Indian civilization developed first in the Indus River Valley of present-day Pakistan.

A fertile area watered by snowmelt from mountains, the broad floodplain of the Indus allowed for extensive irrigation, which hastened the development of a well-organized society fed by agricultural surpluses.The Indus Valley was also close to the Middle East and profited from trade with Mesopotamia, a region in what is now Iraq.

By 2500 B.C. cities that rivaled the great urban centers of Mesopotamia were developing along the Indus River and its tributaries. The most important of these cities were Mohenjo Daro, on the lower Indus River, and Harappa, on the Ravi River near the upper end of the Indus Valley.

Both cities were built on a similar plan, with a gridwork of streets, standardized housing for the common people and larger residences for the elite, and a sanitation system that included bathrooms linked to sewers—an important contribution to public health in cities that contained as many as 40,000 people.

Such urban planning reflected a complex society whose leaders could command the efforts of thousands of laborers, guided by engineers and officials.

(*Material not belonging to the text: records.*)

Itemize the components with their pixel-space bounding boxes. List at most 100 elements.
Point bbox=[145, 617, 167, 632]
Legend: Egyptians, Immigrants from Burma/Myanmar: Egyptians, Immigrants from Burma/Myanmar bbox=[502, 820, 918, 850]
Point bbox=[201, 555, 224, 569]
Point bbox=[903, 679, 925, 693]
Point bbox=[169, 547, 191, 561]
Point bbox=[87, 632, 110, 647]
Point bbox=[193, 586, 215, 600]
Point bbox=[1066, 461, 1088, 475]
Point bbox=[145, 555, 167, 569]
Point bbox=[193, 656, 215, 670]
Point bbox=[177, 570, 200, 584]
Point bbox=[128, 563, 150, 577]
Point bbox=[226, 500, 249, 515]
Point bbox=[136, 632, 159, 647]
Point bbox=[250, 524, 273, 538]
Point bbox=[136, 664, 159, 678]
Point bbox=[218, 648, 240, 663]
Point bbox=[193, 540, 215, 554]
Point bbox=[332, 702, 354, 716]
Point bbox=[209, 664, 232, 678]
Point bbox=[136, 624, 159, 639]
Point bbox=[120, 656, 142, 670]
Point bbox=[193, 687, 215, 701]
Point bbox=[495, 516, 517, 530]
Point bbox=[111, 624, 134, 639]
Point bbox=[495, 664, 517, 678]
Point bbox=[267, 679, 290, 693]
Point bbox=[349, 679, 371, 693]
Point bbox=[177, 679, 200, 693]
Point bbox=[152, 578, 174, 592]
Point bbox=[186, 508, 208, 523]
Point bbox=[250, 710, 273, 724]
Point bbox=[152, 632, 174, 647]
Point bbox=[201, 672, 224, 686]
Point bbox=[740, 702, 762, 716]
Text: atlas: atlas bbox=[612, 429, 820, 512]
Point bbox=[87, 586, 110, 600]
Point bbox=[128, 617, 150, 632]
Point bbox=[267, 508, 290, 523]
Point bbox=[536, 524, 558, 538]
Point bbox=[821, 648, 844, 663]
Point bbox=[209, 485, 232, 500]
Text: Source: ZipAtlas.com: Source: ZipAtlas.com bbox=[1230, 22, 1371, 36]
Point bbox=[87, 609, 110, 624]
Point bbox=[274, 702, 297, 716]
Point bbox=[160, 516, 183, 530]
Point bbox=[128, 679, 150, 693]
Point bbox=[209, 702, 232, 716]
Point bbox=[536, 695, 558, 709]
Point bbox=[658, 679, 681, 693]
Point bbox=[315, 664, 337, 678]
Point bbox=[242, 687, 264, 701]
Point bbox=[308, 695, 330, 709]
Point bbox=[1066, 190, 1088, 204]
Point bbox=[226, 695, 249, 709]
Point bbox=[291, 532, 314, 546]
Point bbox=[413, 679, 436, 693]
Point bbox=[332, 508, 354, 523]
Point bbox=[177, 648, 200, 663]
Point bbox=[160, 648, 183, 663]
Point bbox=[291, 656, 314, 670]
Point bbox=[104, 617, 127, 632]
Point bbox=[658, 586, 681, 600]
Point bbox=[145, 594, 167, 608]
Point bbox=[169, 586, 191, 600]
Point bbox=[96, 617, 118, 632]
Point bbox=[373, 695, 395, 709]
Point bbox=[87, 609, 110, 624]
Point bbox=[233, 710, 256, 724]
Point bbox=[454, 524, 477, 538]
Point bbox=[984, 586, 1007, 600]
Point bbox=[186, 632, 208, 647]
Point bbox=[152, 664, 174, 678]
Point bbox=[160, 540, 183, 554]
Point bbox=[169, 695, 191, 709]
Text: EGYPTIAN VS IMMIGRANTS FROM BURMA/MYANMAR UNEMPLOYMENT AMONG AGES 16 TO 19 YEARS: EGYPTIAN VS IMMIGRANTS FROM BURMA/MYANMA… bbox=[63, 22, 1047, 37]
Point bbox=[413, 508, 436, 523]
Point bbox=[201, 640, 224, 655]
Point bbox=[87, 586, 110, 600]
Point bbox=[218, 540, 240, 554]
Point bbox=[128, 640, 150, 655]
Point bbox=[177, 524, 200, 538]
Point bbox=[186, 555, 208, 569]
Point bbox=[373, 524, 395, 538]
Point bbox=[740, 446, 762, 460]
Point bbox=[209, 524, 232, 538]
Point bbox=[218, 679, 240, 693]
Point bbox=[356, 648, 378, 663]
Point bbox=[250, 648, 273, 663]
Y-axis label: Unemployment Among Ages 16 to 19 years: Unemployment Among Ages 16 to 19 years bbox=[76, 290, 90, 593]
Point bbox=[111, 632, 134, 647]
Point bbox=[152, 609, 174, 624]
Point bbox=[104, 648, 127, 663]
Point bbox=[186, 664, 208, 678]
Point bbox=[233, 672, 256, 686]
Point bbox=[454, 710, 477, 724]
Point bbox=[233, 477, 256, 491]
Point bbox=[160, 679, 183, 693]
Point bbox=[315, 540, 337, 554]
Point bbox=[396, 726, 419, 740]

Bricks used for construction were all of the same mold, and the public buildings included granaries filled with surpluses that fed the leadership, the bureaucracy, and the many artisans who produced trade items.

Trade was the glue of the Harappa civilization, binding one city to another and the region as a whole to Mesopotamia and other distant lands. Among the goods exported were cotton, spices, ivory, and handcrafts such as jewelry. Ships hugged the coast of the Arabian Sea, bearing Harappan merchants and their wares to Ur and other Sumerian cities. Some of those traders settled in Mesopotamia.

Like other river valleys that fostered ancient civilizations, the Indus region was subject to seasonal flooding that helped nourish the fields but was sometimes catastrophic. The city of Mohenjo Daro had to be rebuilt at least nine times. Ruinous floods may have contributed to the decline of Harappan civilization after 2000 B.C. The area remained populous and productive, but the cities were abandoned and long-distance trade withered.